One of the frustrations of stem cell transplantation has been the fact that the toxicity associated with conventional myeloablative conditioning regimens has precluded the use of this highly effective anti-leukaemia therapy in older patients. The recent demonstration that it is possible to significantly reduce the toxicity of allogeneic transplantation through the use of less intensive chemotherapy regimens (‘reduced intensity’ or ‘mini’ transplants) has made it feasible to extend the curative potential of allogeneic stem cell transplantation to patients up to the age of 65 years – a remarkable breakthrough.

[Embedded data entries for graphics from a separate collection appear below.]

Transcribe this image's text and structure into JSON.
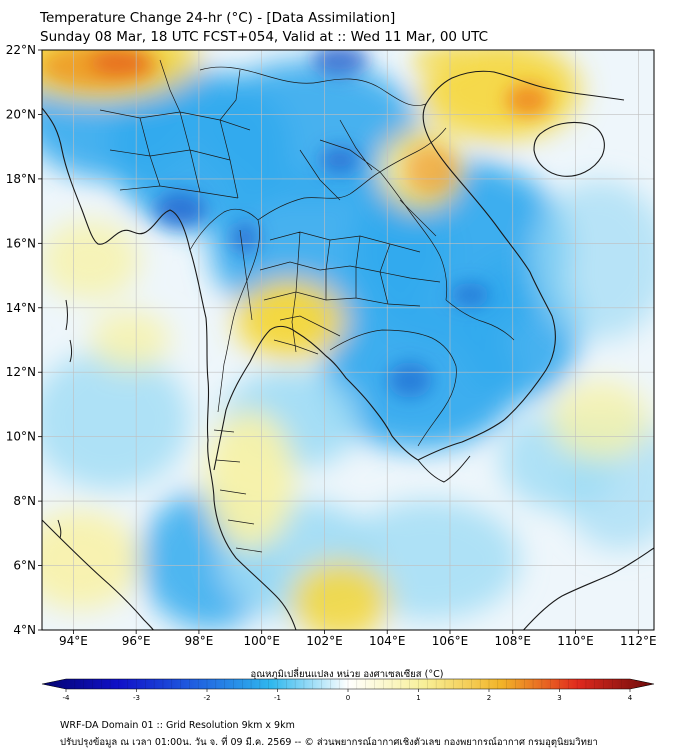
{
  "header": {
    "title_line1": "Temperature Change 24-hr (°C) - [Data Assimilation]",
    "title_line2": "Sunday 08 Mar, 18 UTC FCST+054, Valid at :: Wed 11 Mar, 00 UTC"
  },
  "map": {
    "lat_labels": [
      "22°N",
      "20°N",
      "18°N",
      "16°N",
      "14°N",
      "12°N",
      "10°N",
      "8°N",
      "6°N",
      "4°N"
    ],
    "lon_labels": [
      "94°E",
      "96°E",
      "98°E",
      "100°E",
      "102°E",
      "104°E",
      "106°E",
      "108°E",
      "110°E",
      "112°E"
    ],
    "lat_range": [
      4,
      22
    ],
    "lon_range": [
      93,
      112.5
    ],
    "colors": {
      "cold_strong": "#1a55c8",
      "cold": "#33aaee",
      "cool": "#9fdcf5",
      "neutral": "#eef6fb",
      "warm_light": "#f8f2a8",
      "warm": "#f5d840",
      "hot": "#f08a20",
      "hottest": "#d4241e",
      "grid": "#bfbfbf",
      "border": "#1a1a1a"
    }
  },
  "colorbar": {
    "label": "อุณหภูมิเปลี่ยนแปลง หน่วย องศาเซลเซียส (°C)",
    "ticks": [
      "-4",
      "-3",
      "-2",
      "-1",
      "0",
      "1",
      "2",
      "3",
      "4"
    ],
    "stops": [
      "#050570",
      "#1010c8",
      "#2060e0",
      "#30b8ee",
      "#ffffff",
      "#f8f098",
      "#f2b428",
      "#e02a1e",
      "#6a0a0a"
    ]
  },
  "footer": {
    "line1": "WRF-DA Domain 01 :: Grid Resolution 9km x 9km",
    "line2": "ปรับปรุงข้อมูล ณ เวลา 01:00น. วัน จ. ที่ 09 มี.ค. 2569 -- © ส่วนพยากรณ์อากาศเชิงตัวเลข กองพยากรณ์อากาศ กรมอุตุนิยมวิทยา"
  }
}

Preliminary results using such reduced intensity transplants suggest that they may possess the capacity to improve the outcome of older patients with AML and this is currently being tested in national studies.
Management of relapse
Despite intensive treatment, leukaemic relapse occurs in the majority of adults with AML. Reinduction treatment and subsequent transplantation using a sibling or an unrelated donor represent the only curative treatment in the great majority of patients. The success of such an intensive treatment strategy is predictable at the time of relapse by three main factors: patient age, cytogenetics and duration of first remission. In patients whose duration of first remission is < 1 year, long-term survival rates even with intensive treatment are < 10%, and this information is clearly important when coming to a decision with the patient on whether to proceed down such an arduous road.
Novel therapies
There is clearly a need for the development of new treatments in AML. The success of imatinib (Glivec®; Novartis) in patients with chronic myeloid leukaemia (CML) has led to the hope that it may be possible to identify similar targets in AML. Although there has been some encouraging preliminary experience in AML with drugs which target dysregulated genes, such as flt 3or ras, in AML these agents have not as yet fulfilled their promise.

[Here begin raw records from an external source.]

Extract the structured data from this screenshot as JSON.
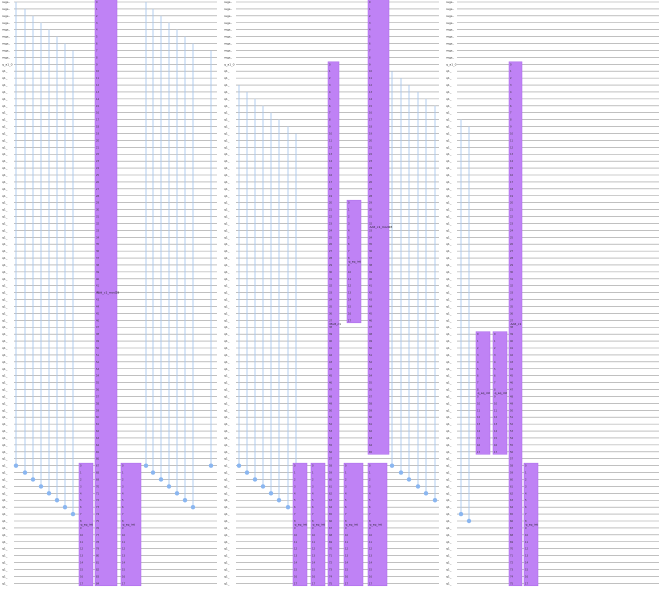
{
  "panels": [
    {
      "id": "panel-1",
      "wire_labels": [
        "regs..",
        "regs..",
        "regs..",
        "regs..",
        "regs..",
        "regs..",
        "regs..",
        "regs..",
        "regs..",
        "q_a1_0",
        "q1_",
        "q1_",
        "q1_",
        "q1_",
        "q1_",
        "q1_",
        "q1_",
        "q1_",
        "q1_",
        "q1_",
        "q1_",
        "q1_",
        "q1_",
        "q1_",
        "q1_",
        "q1_",
        "q1_",
        "q1_",
        "q1_",
        "q1_",
        "q1_",
        "q1_",
        "q1_",
        "q1_",
        "q1_",
        "q1_",
        "q1_",
        "q1_",
        "q1_",
        "q1_",
        "q1_",
        "q1_",
        "q1_",
        "q1_",
        "q1_",
        "q1_",
        "q1_",
        "q1_",
        "q1_",
        "q1_",
        "q1_",
        "q1_",
        "q1_",
        "q1_",
        "q1_",
        "q1_",
        "q1_",
        "q1_",
        "q1_",
        "q1_",
        "q1_",
        "q1_",
        "q1_",
        "q1_",
        "q1_",
        "q1_",
        "q1_",
        "q1_",
        "q1_",
        "q1_",
        "q1_",
        "q1_",
        "q1_",
        "q1_",
        "q1_",
        "q1_",
        "q1_",
        "q1_",
        "q1_",
        "q1_",
        "q1_",
        "q1_",
        "q1_",
        "q1_",
        "q1_"
      ],
      "gate_labels": [
        "q_sq_int",
        "Add_c1_mod28",
        "q_sq_int"
      ]
    },
    {
      "id": "panel-2",
      "wire_labels": [
        "regs..",
        "regs..",
        "regs..",
        "regs..",
        "regs..",
        "regs..",
        "regs..",
        "regs..",
        "regs..",
        "q_a1_0",
        "q1_",
        "q1_",
        "q1_",
        "q1_",
        "q1_",
        "q1_",
        "q1_",
        "q1_",
        "q1_",
        "q1_",
        "q1_",
        "q1_",
        "q1_",
        "q1_",
        "q1_",
        "q1_",
        "q1_",
        "q1_",
        "q1_",
        "q1_",
        "q1_",
        "q1_",
        "q1_",
        "q1_",
        "q1_",
        "q1_",
        "q1_",
        "q1_",
        "q1_",
        "q1_",
        "q1_",
        "q1_",
        "q1_",
        "q1_",
        "q1_",
        "q1_",
        "q1_",
        "q1_",
        "q1_",
        "q1_",
        "q1_",
        "q1_",
        "q1_",
        "q1_",
        "q1_",
        "q1_",
        "q1_",
        "q1_",
        "q1_",
        "q1_",
        "q1_",
        "q1_",
        "q1_",
        "q1_",
        "q1_",
        "q1_",
        "q1_",
        "q1_",
        "q1_",
        "q1_",
        "q1_",
        "q1_",
        "q1_",
        "q1_",
        "q1_",
        "q1_",
        "q1_",
        "q1_",
        "q1_",
        "q1_",
        "q1_",
        "q1_",
        "q1_",
        "q1_",
        "q1_"
      ],
      "gate_labels": [
        "q_sq_int",
        "q_sq_int",
        "Mult_c1",
        "q_sq_int",
        "Add_c1_mod28",
        "q_sq_int",
        "q_sq_int"
      ]
    },
    {
      "id": "panel-3",
      "wire_labels": [
        "regs..",
        "regs..",
        "regs..",
        "regs..",
        "regs..",
        "regs..",
        "regs..",
        "regs..",
        "regs..",
        "q_a1_0",
        "q1_",
        "q1_",
        "q1_",
        "q1_",
        "q1_",
        "q1_",
        "q1_",
        "q1_",
        "q1_",
        "q1_",
        "q1_",
        "q1_",
        "q1_",
        "q1_",
        "q1_",
        "q1_",
        "q1_",
        "q1_",
        "q1_",
        "q1_",
        "q1_",
        "q1_",
        "q1_",
        "q1_",
        "q1_",
        "q1_",
        "q1_",
        "q1_",
        "q1_",
        "q1_",
        "q1_",
        "q1_",
        "q1_",
        "q1_",
        "q1_",
        "q1_",
        "q1_",
        "q1_",
        "q1_",
        "q1_",
        "q1_",
        "q1_",
        "q1_",
        "q1_",
        "q1_",
        "q1_",
        "q1_",
        "q1_",
        "q1_",
        "q1_",
        "q1_",
        "q1_",
        "q1_",
        "q1_",
        "q1_",
        "q1_",
        "q1_",
        "q1_",
        "q1_",
        "q1_",
        "q1_",
        "q1_",
        "q1_",
        "q1_",
        "q1_",
        "q1_",
        "q1_",
        "q1_",
        "q1_",
        "q1_",
        "q1_",
        "q1_",
        "q1_",
        "q1_",
        "q1_"
      ],
      "gate_labels": [
        "q_sq_int",
        "q_sq_int",
        "Add_c1",
        "q_sq_int"
      ]
    }
  ],
  "colors": {
    "gate_fill": "#bf82f5",
    "control_line": "#a9c7ee",
    "control_dot": "#8ab6f0",
    "wire": "#9a9a9a"
  }
}
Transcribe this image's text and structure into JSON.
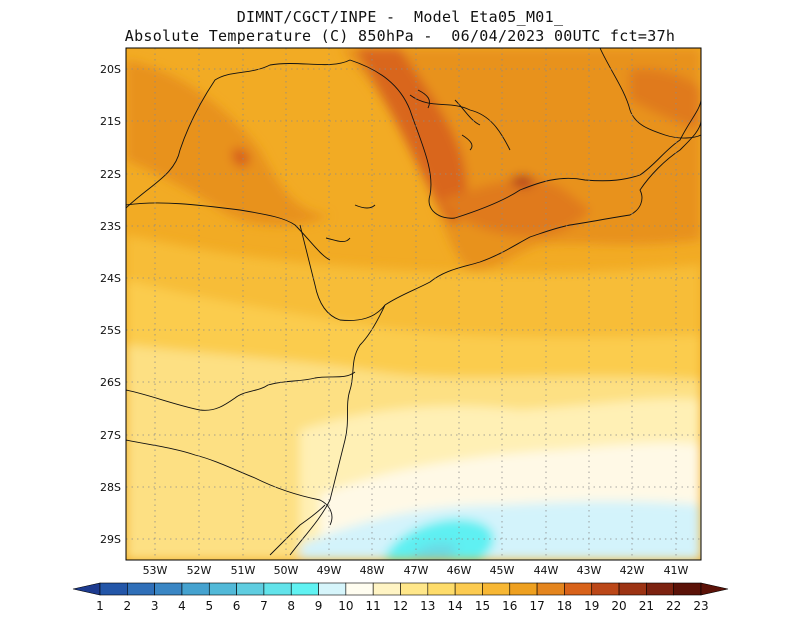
{
  "header": {
    "line1": "DIMNT/CGCT/INPE -  Model Eta05_M01_",
    "line2": "Absolute Temperature (C) 850hPa -  06/04/2023 00UTC fct=37h"
  },
  "map": {
    "lon_range": [
      -54.0,
      -40.5
    ],
    "lat_range": [
      -29.5,
      -19.75
    ],
    "lat_ticks": [
      "20S",
      "21S",
      "22S",
      "23S",
      "24S",
      "25S",
      "26S",
      "27S",
      "28S",
      "29S"
    ],
    "lon_ticks": [
      "53W",
      "52W",
      "51W",
      "50W",
      "49W",
      "48W",
      "47W",
      "46W",
      "45W",
      "44W",
      "43W",
      "42W",
      "41W"
    ]
  },
  "colorbar": {
    "labels": [
      "1",
      "2",
      "3",
      "4",
      "5",
      "6",
      "7",
      "8",
      "9",
      "10",
      "11",
      "12",
      "13",
      "14",
      "15",
      "16",
      "17",
      "18",
      "19",
      "20",
      "21",
      "22",
      "23"
    ],
    "colors": [
      "#1d3b8f",
      "#2356a8",
      "#2f6fb8",
      "#3a86c4",
      "#45a2cf",
      "#52b9d8",
      "#5fcde0",
      "#62e3ea",
      "#60f2f2",
      "#d6f5fb",
      "#fffdf0",
      "#fff4c4",
      "#ffe78a",
      "#fedc6a",
      "#fccb50",
      "#f7b734",
      "#eea020",
      "#e4851e",
      "#d8621a",
      "#bb4718",
      "#9c3313",
      "#7c2210",
      "#5b1208"
    ]
  }
}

Specific management of ALL
Treatment of ALL follows the same principles as for AML with three main exceptions. Firstly, treatment directed at treating or preventing the seeding of the CNS with leukaemic blasts forms a central part of ALL regimens. Treatment takes three forms: (i) regular intrathecal administration of chemotherapy agents which are both active and non-toxic (such as methotrexate, cytosine arabinoside or steroids); (ii) the systemic administration of high-dose methotrexate; and (iii) cranial radiotherapy.

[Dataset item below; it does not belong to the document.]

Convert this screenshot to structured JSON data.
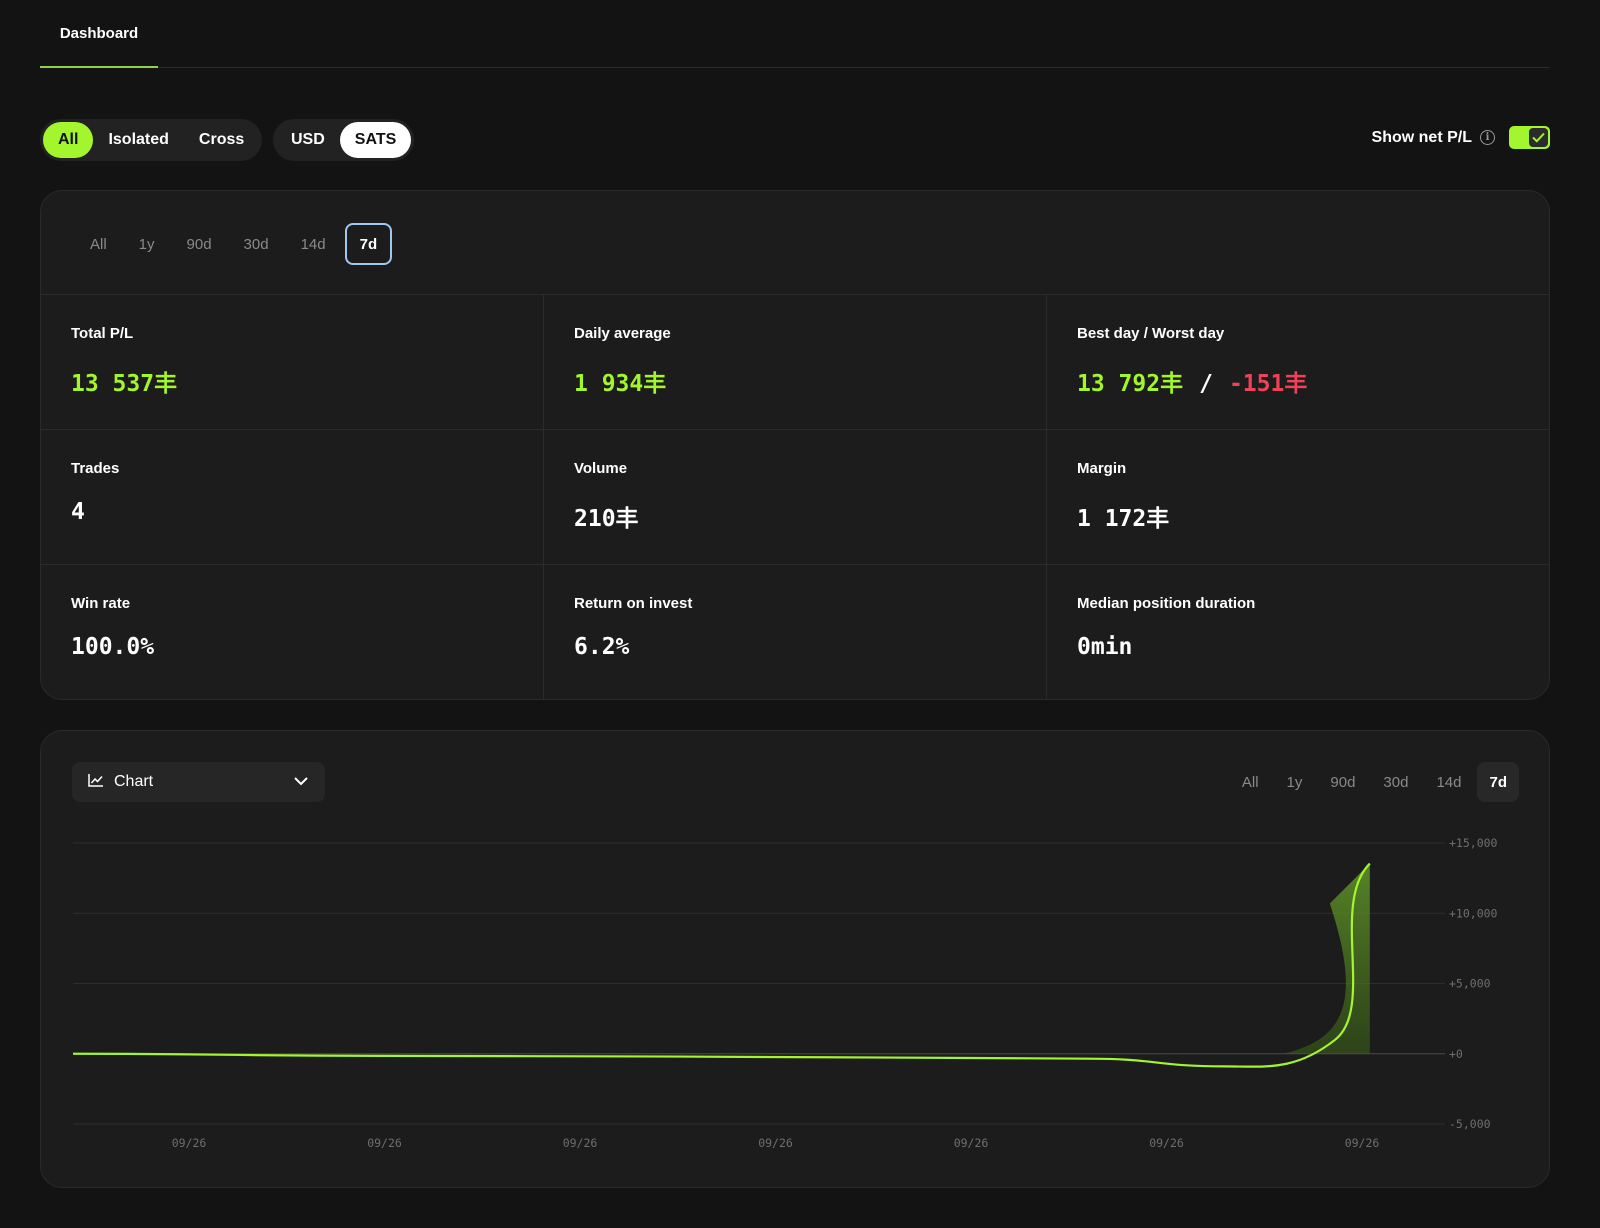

Secondly, several additional drugs including vincristine and Lasparaginase are highly active in ALL. In addition, imatinib is highly active in patients with Philadelphia-positive ALL and an important adjunct to conventional chemotherapy in this subgroup of usually adult patients.
Lastly, maintenance treatment for up to 2 years with oral drugs such as 6-mercaptopurine and methotrexate has been shown to improve overall survival in adults and children with ALL.
Allogeneic stem cell transplantation has an important role in the management of ALL. Although usually reserved for children and for patients who have previously relapsed, it plays an important role in preventing relapse and improving overall survival in adults with ALL in first CR. In adults lacking a sibling donor, unrelated donor transplantation is indicated, particularly in those deemed to be at high risk of relapse, such as patients with the Philadelphia chromosome.